My guess is that most performance gain comes from (1).
Did you evaluate how much gain comes from (2) and if it's any significant? If it's not significant, it might be better to leave it out.

Alternatively, I'd split it into 2 PRs for 2 optimizations.

Comment on lines +265 to +273
let abs0 = AbsD(coefficients[idxCoeff]);
let abs1 = AbsD(coefficients[idxCoeff + 1]);
let arg0 = coefficients[idxCoeff] < 0.0 ? PI() | 0.0;
let arg1 = coefficients[idxCoeff + 1] < 0.0 ? PI() | 0.0;
let r = Sqrt(abs0 * abs0 + abs1 * abs1);
let t = 0.5 * (arg0 + arg1);
let phi = arg1 - arg0;
let theta = 2.0 * ArcTan2(abs1, abs0);
(ComplexPolar(r, t), phi, theta)
Copy link
Copy Markdown
Contributor

Choose a reason for hiding this comment

The reason will be displayed to describe this comment to others.

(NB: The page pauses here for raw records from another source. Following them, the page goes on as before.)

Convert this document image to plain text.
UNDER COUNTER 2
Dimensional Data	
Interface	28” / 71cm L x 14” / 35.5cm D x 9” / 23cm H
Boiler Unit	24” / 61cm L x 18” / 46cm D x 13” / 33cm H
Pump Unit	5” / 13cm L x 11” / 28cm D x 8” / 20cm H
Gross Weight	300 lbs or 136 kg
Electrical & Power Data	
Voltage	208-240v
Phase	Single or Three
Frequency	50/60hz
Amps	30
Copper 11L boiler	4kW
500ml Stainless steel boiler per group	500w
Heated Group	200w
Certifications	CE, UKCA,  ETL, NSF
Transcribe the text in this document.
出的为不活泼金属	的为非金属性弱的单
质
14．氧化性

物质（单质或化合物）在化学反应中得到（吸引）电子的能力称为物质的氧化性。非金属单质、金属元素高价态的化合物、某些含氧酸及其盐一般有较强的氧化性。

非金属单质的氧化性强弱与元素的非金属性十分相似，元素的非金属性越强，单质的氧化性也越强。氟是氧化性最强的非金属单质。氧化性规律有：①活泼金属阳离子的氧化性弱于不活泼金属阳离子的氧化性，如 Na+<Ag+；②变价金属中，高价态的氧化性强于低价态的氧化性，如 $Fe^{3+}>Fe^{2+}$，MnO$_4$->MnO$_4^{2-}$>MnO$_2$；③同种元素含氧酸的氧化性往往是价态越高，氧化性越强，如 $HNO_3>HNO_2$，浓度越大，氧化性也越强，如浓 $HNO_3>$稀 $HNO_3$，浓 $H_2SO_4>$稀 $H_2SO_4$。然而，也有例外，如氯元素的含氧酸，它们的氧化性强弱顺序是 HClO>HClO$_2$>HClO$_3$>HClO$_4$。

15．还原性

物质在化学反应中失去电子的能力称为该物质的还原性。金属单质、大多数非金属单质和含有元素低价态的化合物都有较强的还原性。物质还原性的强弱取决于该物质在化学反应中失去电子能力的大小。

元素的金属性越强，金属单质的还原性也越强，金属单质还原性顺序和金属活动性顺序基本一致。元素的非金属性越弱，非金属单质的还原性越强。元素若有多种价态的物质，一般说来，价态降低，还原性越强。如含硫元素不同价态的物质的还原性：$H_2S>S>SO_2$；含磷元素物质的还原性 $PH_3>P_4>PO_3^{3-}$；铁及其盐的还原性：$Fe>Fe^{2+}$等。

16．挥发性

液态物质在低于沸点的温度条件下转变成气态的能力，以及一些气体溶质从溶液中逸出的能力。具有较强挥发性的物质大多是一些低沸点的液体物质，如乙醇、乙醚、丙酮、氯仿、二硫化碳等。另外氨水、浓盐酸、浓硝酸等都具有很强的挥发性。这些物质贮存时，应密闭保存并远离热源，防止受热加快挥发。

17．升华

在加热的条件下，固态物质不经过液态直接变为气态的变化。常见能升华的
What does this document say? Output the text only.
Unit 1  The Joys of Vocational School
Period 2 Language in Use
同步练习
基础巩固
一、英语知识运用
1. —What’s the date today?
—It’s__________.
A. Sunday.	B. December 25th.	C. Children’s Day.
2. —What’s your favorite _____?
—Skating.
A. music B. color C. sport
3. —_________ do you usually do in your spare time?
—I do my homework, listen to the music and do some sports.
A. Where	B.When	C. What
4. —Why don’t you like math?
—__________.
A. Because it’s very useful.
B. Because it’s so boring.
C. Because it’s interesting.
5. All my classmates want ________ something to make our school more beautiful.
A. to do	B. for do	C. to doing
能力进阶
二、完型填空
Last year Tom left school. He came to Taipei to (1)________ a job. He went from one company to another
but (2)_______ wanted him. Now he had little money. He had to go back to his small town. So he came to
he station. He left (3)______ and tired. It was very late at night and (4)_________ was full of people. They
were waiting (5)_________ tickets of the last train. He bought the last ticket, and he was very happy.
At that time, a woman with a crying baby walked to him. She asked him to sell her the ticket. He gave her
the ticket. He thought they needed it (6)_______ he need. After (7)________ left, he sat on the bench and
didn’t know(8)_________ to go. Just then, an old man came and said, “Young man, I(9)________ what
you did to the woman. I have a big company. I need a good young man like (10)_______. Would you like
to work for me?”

Learn more.

I think this can be factored into a function BlochSphereCoordinatesD taking 2 Doubles.

let coefficientsAsComplexPolar = Mapped(a -> ComplexAsComplexPolar(Complex(a, 0.0)), coefficients);
ApproximatelyPreparePureStateCP(0.0, coefficientsAsComplexPolar, qubits);
let nQubits = Length(qubits);
// pad coefficients at tail length to a power of 2.
Copy link
Copy Markdown
Contributor

Choose a reason for hiding this comment

The reason will be displayed to describe this comment to others. Learn more.

Do we have a Q# styleguide and what does it say about comments?

Generally, when I write comments, I write them as sentences, starting with capital letter and ending with a period. I'd suggest following this pattern.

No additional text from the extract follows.